Article By: Darren Miller
Published: Jan 25, 2012
For Jonathan Field, Ph.D., professor of
art history at SCAD since moving from England in 1999, teaching and maintaining a studio practice - though perhaps not always typical - are "two sides of the same coin."
"For me, when I'm lecturing in the classroom, my experience in the studio is as important as my time in the library," Field said. "Art theory, history and physically creating things are all very closely intertwined."

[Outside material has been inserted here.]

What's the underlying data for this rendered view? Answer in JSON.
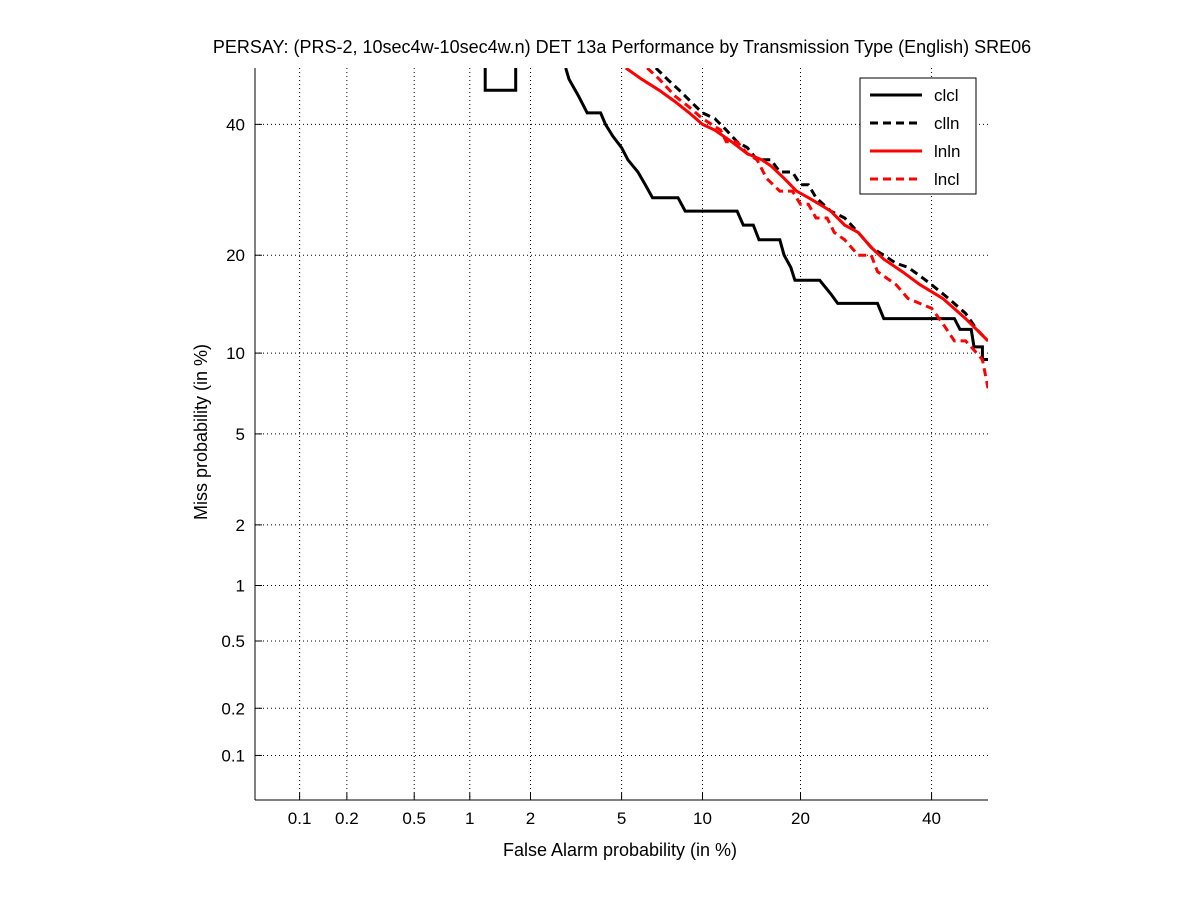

So for those who know him and his work, it should be no surprise that this art history professor garnered "Best in Show" honors at the 14th annual
"SECAC Juried Exhibition," which was held last November at SCAD's Gutstein Gallery in conjunction with the 2011 Southeastern College Art Conference: Text + Texture, An Intersection of Academics and the Arts.
Juror Dan Cameron, an internationally renowned curator and founding director of Prospect New Orleans, selected 31 works by 26 artists from more than 400 submissions by 178 artists. The represented artists come from 11 states, including Alabama, Arkansas, California, Florida, Iowa, Georgia, Kentucky, Louisiana, Ohio, Tennessee and Virginia. The group exhibition featured sculpture, painting, photography, video, drawing and mixed media pieces.
"To hear someone of his stature say 'I like your work' is a real shot in the arm," Field said, "and put a lot of energy back into my studio practice."
Field earned the honor for "The Slipper Tongue," a 97-by-74-inch recreation of W.H.D. Koerner's "A Charge to Keep," using thousands of dressmaker's pins that puncture four sheets of black velvet to form the image of cowboy fleeing on horseback. Though the original Koerner painting illustrates a Western short story, titled "The Slipper Tongue," about the escape of a smooth-talking horse thief, George W. Bush has called it his favorite painting, identifying with the lead horseman, and acquired it after becoming a born-again Christian.
Inspired by Bush's fundamental misinterpretation of "A Charge to Keep" (
read more about the former president's wildly inaccurate reading of Koerner's piece), Field created a work that functions as part history painting, part satirical image.
"One of the things art can do," he said, "is prick pompous people."
Field's "The Slipper Tongue" is part of a larger ongoing series called "Maxwell's Demon," which comes from one of Thomas Pynchon's classic tomes, "The Crying of Lot 49." (
Maxwell's Demon is a machine designed to defeat entropy.)
His "Maxwell's Demon" series began as Field arrived in the U.S. shortly before Bush took office, and his work took on "an overt political dimension." Two of the series' three parts are dedicated to images taken from the New York Times and the London Independent on the first day of each month during 2003 - the year of the Iraq invasion.
"These pictures engage with issues of politics, the media, propaganda and cultural difference without attempting to make direct commentary on the rights and wrongs of the events that transpired that year," Field said. "Rather, they provide a silent memorial to one year in human history."
Add to that a pinch of kitsch and dash of satire, and you get "End Time," the third part of the series to which "The Slipper Tongue" belongs.
"I think of these pictures as history paintings for the historically illiterate," Field said.
His SECAC-winning work, the production of which was made possible by a Presidential Fellowship for Faculty Development from SCAD, took about a month of painstakingly placing pins, like individual pixels of an image, into the black velvet mounted on foam core.
But Field prefers the physically laborious nature of the work to a project that would require more mental strain.
"I can make these without switching on my brain," he said. "I only have to make one decision, and then I get to work on a piece for a month or so. My mind is devoted to my classes and students."
And students, he said, top the list of reasons he enjoys teaching at SCAD, followed by the university's investment in cutting-edge technology and the prevalence of multidisciplinary collaboration.
Field, who has exhibited work throughout the United States, Europe and South America, relishes in being able to "cross the boundary" between art history and studio practice, which helps foster a simpatico relationship with students.
"I do not see history as a dry academic subject," Field said, "but as a resource - to see that artists who have come before you experienced the same problems, the same challenges, similar ideas and similar solutions."